Na dicotomia entre o litoral e o interior, acrescentou Alceu: “Euclides vinha mostrar, eloqüentemente, e com fatos, o erro do litoralismo político, que fora na monarquia o parlamentarismo, importando fórmulas e confundindo ficções com soluções - embora tendo conseguido organizar a estrutura social da nacionalidade e fixar a face mais original de sua literatura até então - e agora na República o caudilhismo militarista, corrompendo as forças armadas pelo veneno politicamente. Literariamente, vinha revelar o erro do esquecimento em que jazia a massa dos homens brasileiros e dar aos vindouros um exemplo incomparável de originalidade, ao tomar em suas mãos a matéria bárbara americana, e procurar a obra suprema de um artista.”
Há cem anos, Euclides relia seu manuscrito, esperava que um editor se dispusesse a lançá-lo. Publicado o livro, ingressaria também no Instituto Histórico e, apresentado por Oliveira Lima ao Barão do Rio Branco, passaria a trabalhar sob a égide o Ministério das Relações Exteriores, que lhe deu a incumbência e, na qualidade de membro da Comissão Mista Brasileiro-peruana, fazer um reconhecimento do Alto-Purus. Elaborou e retificou inúmeras obras de cartografia, num trabalho paciente de investigador incansável.

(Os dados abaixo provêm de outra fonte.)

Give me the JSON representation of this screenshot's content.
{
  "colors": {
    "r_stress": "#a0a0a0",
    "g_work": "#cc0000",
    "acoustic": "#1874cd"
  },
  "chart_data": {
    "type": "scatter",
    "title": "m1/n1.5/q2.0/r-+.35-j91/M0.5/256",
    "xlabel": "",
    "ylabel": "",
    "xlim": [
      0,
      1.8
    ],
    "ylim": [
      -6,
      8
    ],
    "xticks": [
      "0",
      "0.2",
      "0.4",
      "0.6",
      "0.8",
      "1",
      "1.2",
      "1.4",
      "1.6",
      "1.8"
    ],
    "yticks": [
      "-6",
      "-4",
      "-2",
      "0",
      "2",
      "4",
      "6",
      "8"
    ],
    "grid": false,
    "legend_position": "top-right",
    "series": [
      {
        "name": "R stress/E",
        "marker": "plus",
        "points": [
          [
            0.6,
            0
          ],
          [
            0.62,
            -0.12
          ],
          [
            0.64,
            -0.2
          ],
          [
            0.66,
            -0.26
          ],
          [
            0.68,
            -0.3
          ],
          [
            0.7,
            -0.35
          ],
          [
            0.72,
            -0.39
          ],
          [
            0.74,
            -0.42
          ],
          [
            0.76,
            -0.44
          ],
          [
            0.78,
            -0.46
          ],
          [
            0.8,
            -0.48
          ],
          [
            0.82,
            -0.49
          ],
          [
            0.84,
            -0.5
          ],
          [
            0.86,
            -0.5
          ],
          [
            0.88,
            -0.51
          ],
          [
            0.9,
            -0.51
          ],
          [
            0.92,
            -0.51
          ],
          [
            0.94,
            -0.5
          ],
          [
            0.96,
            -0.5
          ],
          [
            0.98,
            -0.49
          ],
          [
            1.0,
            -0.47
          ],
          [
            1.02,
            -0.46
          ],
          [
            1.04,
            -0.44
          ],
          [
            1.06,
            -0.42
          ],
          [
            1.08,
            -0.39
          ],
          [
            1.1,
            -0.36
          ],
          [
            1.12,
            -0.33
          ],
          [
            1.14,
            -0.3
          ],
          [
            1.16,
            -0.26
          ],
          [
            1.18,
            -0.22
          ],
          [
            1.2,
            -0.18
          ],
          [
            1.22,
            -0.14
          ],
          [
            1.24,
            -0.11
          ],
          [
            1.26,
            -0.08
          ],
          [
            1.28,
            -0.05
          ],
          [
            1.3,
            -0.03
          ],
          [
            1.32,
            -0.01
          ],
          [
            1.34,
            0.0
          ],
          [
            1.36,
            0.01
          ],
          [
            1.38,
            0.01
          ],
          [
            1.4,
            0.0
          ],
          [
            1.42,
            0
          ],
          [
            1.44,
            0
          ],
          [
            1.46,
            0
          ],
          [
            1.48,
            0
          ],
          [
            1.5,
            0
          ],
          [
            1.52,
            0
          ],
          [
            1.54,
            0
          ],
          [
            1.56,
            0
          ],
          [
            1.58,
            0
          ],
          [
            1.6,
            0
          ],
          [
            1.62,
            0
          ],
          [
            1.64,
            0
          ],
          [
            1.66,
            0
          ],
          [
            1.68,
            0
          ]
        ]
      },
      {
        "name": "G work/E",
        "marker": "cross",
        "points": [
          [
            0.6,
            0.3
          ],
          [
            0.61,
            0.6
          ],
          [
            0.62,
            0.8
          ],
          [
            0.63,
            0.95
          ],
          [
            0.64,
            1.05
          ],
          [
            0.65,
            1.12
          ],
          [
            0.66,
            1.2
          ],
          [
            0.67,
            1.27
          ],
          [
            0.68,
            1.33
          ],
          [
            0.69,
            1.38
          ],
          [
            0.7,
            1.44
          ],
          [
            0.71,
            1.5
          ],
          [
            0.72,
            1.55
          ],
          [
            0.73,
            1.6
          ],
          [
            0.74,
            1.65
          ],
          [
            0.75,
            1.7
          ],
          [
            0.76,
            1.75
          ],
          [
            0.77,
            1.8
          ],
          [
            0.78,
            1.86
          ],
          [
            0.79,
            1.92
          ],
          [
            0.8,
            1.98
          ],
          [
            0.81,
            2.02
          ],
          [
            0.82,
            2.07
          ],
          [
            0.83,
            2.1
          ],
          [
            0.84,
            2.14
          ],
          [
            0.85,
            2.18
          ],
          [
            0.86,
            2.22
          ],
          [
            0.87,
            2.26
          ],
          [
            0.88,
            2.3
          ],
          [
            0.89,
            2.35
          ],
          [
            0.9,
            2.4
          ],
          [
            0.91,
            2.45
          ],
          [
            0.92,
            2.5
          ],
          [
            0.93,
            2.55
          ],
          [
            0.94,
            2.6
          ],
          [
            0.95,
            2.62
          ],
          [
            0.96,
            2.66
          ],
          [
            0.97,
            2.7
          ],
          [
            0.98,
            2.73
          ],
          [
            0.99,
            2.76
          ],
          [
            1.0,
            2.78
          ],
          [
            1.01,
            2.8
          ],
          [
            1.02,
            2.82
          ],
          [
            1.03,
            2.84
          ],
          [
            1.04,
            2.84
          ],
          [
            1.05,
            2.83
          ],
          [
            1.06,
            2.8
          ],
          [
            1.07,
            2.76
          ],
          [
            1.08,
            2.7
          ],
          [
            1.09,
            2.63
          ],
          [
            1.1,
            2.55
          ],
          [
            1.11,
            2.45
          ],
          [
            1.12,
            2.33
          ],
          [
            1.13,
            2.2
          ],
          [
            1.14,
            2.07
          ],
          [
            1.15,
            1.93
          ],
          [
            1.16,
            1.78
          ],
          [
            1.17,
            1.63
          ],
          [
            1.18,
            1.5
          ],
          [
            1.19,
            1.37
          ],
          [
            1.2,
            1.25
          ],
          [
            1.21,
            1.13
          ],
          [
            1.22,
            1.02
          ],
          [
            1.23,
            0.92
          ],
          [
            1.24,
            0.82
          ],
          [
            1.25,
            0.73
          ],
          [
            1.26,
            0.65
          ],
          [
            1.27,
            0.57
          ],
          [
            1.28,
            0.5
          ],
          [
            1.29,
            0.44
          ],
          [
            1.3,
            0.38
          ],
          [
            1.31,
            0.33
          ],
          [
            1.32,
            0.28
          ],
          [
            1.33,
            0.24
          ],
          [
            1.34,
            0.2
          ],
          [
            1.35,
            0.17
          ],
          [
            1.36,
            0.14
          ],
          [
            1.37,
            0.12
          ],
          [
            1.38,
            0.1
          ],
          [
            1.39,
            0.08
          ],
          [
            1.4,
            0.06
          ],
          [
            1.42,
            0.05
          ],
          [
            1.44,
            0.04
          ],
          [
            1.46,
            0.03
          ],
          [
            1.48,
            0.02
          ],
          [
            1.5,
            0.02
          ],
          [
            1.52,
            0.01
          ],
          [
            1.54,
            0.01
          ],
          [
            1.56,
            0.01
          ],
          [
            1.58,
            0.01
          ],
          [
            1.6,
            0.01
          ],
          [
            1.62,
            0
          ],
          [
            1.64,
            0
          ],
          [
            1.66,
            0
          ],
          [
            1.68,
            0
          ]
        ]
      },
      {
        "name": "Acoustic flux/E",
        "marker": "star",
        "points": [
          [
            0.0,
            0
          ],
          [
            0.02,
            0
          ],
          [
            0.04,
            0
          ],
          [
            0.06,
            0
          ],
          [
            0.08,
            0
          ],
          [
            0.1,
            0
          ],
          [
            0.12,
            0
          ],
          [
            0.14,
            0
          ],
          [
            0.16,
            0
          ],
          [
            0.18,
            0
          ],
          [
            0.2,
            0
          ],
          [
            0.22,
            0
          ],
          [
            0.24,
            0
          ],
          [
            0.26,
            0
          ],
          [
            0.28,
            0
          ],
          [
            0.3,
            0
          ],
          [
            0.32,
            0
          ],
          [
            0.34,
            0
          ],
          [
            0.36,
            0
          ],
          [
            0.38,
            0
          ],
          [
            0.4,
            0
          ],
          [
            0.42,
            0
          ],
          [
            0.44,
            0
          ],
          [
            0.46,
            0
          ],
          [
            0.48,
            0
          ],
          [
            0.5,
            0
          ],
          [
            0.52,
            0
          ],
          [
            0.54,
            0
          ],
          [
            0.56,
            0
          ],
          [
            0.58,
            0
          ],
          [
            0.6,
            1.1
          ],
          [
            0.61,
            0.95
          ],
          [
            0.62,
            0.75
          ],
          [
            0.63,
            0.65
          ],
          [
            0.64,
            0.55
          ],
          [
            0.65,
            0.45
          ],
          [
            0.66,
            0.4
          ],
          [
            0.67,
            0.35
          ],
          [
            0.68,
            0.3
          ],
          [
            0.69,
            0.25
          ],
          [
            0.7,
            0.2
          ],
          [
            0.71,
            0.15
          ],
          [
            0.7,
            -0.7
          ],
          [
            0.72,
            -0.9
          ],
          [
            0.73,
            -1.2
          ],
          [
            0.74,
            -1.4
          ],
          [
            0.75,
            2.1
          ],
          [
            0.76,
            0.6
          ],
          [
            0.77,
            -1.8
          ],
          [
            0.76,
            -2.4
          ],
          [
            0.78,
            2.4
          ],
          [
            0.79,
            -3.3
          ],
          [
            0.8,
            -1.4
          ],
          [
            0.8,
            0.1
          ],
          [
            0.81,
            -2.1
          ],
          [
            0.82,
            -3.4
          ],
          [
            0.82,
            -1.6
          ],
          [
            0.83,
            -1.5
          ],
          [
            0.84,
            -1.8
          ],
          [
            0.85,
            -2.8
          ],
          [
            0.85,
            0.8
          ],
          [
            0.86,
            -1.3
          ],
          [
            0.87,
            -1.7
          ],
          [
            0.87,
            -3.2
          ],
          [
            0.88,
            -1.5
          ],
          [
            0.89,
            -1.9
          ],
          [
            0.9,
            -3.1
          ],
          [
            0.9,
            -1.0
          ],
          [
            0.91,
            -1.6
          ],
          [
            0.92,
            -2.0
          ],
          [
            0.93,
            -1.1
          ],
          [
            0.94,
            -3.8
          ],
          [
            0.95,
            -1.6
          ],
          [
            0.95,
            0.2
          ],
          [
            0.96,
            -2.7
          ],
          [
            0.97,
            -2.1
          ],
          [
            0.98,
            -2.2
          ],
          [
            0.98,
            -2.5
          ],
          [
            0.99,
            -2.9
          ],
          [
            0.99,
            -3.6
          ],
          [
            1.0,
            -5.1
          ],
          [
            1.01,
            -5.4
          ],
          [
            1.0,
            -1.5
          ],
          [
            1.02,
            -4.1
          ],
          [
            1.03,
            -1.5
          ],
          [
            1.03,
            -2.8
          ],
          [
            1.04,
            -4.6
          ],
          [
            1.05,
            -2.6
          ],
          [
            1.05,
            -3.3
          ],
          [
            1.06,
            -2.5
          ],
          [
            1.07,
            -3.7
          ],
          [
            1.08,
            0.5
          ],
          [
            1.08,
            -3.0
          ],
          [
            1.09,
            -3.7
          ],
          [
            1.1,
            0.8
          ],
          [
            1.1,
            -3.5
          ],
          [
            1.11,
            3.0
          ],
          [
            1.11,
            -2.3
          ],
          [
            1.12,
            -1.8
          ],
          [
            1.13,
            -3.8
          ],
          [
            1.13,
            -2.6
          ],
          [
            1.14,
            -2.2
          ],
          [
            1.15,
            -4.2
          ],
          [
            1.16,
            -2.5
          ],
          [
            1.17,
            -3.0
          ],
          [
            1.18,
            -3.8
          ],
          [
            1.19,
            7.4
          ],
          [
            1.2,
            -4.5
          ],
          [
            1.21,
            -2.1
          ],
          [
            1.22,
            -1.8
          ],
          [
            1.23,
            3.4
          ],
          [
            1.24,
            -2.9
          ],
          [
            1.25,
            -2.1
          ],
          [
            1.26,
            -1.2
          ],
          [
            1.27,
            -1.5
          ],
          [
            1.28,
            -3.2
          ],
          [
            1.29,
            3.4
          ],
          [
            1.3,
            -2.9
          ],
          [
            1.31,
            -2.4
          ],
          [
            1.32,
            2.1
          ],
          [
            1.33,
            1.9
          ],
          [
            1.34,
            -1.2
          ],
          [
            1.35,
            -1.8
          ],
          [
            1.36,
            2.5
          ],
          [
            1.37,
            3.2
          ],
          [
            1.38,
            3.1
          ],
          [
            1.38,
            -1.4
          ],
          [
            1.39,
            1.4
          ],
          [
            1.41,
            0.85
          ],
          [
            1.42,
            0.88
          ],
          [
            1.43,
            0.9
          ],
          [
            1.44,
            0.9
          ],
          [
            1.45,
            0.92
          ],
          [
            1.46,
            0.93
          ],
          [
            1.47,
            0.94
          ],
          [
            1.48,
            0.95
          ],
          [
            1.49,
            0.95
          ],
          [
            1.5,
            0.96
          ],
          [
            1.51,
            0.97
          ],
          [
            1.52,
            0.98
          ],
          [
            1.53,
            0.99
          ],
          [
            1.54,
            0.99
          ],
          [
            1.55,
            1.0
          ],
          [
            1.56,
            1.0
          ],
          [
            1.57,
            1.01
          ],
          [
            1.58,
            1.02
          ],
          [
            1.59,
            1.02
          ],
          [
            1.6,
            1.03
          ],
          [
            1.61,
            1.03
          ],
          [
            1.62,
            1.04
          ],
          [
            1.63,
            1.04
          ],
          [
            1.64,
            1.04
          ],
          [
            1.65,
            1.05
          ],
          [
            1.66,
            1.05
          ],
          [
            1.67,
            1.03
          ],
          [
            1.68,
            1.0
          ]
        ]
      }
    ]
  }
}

As comemorações dos Cem anos de “Os Sertões” começarão neste 2001, já que o escritor terminou o livro em 1901, e terminarão em 2002, lembrando o lançamento de sua grande análise do Brasil em 1902. A Biblioteca popular da Ilha do Governador, que se chama Biblioteca Euclides da Cunha e é subordinada à prefeitura do Rio de Janeiro, promoverá, de agora até o ano que vem, um ciclo de conferências em homenagem a seu patrono.